= Louis I of Erbach-Erbach =

Count of Erbach-Erbach

Louis I, Count of Erbach-Erbach (3 September 1579 – 12 April 1643), was a German prince member of the House of Erbach and ruler over Erbach, Freienstein, Michelstadt, Bad König and Wildenstein.

==Early life and ancestry==
Born in Erbach, he was the seventh child and third (but second surviving) son of George III, Count of Erbach-Breuberg by his second wife, Countess Anna of Solms-Laubach (1557-1586), the youngest daughter of Frederick Magnus, Count of Solms-Laubach-Sonnenwalde.

==Biography==
After the death of their father, Louis I and his surviving brothers divided the Erbach domains in 1606: he received the districts of Erbach and Freienstein.

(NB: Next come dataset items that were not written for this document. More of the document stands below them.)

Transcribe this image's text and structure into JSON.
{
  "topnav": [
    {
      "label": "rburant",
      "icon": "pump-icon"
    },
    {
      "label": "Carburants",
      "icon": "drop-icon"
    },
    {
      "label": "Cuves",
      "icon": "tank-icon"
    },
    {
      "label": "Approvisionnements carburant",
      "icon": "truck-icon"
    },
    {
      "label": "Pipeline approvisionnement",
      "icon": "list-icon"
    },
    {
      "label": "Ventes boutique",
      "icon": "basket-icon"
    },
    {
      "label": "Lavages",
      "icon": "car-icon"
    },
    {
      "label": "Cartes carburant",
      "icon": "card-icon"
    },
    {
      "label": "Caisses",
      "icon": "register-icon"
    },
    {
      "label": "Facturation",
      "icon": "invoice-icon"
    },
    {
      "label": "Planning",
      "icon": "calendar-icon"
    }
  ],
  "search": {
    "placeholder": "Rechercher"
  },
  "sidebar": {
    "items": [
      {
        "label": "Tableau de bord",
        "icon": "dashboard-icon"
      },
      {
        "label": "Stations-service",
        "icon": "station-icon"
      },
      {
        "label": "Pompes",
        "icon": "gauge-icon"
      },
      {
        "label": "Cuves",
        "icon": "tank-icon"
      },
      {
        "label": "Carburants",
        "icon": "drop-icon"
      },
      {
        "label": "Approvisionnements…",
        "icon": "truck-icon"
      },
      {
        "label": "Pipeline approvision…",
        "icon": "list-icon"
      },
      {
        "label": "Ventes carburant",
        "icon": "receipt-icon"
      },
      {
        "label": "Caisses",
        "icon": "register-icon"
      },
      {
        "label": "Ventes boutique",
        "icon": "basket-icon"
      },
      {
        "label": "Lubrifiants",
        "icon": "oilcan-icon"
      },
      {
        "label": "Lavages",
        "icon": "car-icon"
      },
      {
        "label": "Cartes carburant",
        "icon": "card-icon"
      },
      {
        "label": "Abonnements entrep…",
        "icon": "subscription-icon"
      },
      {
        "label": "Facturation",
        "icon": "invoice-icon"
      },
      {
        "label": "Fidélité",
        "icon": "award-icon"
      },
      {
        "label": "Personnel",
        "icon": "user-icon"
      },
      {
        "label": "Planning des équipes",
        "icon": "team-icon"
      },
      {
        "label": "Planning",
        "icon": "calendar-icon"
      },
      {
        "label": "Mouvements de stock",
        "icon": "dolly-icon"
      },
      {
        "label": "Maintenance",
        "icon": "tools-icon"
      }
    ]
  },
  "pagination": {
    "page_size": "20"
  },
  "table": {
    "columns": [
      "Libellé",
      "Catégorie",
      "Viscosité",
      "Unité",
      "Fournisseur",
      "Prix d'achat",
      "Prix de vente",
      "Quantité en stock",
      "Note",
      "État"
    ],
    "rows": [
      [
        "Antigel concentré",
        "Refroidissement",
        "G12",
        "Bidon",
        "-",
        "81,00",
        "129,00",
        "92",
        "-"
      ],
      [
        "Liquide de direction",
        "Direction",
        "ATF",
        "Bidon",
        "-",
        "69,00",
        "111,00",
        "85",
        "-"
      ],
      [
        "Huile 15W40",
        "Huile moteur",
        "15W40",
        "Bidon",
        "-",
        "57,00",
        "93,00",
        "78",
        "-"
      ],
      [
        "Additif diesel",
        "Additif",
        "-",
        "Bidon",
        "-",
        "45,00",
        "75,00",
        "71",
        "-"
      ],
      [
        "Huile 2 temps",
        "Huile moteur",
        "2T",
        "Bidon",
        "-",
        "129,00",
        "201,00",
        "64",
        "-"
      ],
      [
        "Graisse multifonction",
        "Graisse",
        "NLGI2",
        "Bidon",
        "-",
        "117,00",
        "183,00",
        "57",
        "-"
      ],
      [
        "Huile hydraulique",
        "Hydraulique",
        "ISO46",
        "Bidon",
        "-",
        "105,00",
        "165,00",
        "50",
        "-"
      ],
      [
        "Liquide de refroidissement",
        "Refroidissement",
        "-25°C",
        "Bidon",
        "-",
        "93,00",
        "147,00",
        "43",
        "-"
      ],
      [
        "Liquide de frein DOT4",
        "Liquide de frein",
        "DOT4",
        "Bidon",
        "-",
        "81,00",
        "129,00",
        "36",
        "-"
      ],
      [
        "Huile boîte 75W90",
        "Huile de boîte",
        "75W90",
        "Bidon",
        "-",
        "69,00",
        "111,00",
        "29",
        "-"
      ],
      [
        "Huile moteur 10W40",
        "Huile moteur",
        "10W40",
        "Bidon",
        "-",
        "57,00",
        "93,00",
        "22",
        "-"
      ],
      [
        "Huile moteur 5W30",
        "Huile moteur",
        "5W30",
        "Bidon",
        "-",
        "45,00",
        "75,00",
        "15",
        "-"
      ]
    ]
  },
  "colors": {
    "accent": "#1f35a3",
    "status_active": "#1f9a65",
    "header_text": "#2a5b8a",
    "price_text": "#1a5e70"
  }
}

When their older brother Frederick Magnus died in 1618 without surviving male issue, the brothers divided his domains among them, but this took place only in 1623, when Louis I received Michelstadt and Bad König. In 1627, the death of another of the brother, John Casimir, unmarried and childless, caused another division of the paternal inheritance: this time, Louis I received Wildenstein. Because of his military skills, the Count Louis I was nicknamed Der Ritter (The Knight).

==Marriages and issue==
He married firstly Countess Juliane of Waldeck-Eisenberg (1584-1622), an only surviving daughter of Josias I, Count of Waldeck-Eisenberg by his wife, Countess Marie of Barby-Mühlingen (1563-1619). Together, they had three sons:

- Count Georg Friedrich of Erbach (1607-1632), died unmarried, aged 25
- Count Gottfried of Erbach (1611-1635), died at Burg Breuberg, aged 23
- Count Friedrich Magnus of Erbach (1618-1625), died as a boy, aged 7

After the death of his first wife, Louis I married Countess Johannette of Sayn-Wittgenstein-Sayn (1604-1666), an only daughter of Wilhelm III, Count of Sayn-Wittgenstein-Sayn by his first wife, Countess Anna Elisabeth of Sayn-Sayn (1572–1608). The marriage remained childless.

==Death==
Louis died 12 April 1643 in Erbach, aged 63. He was interred in Michelstadt. Because he died without surviving male issue, his only remaining brother, George Albert I, Count of Erbach-Schönberg inherited his domains, and with this reunited all the Erbach family lands.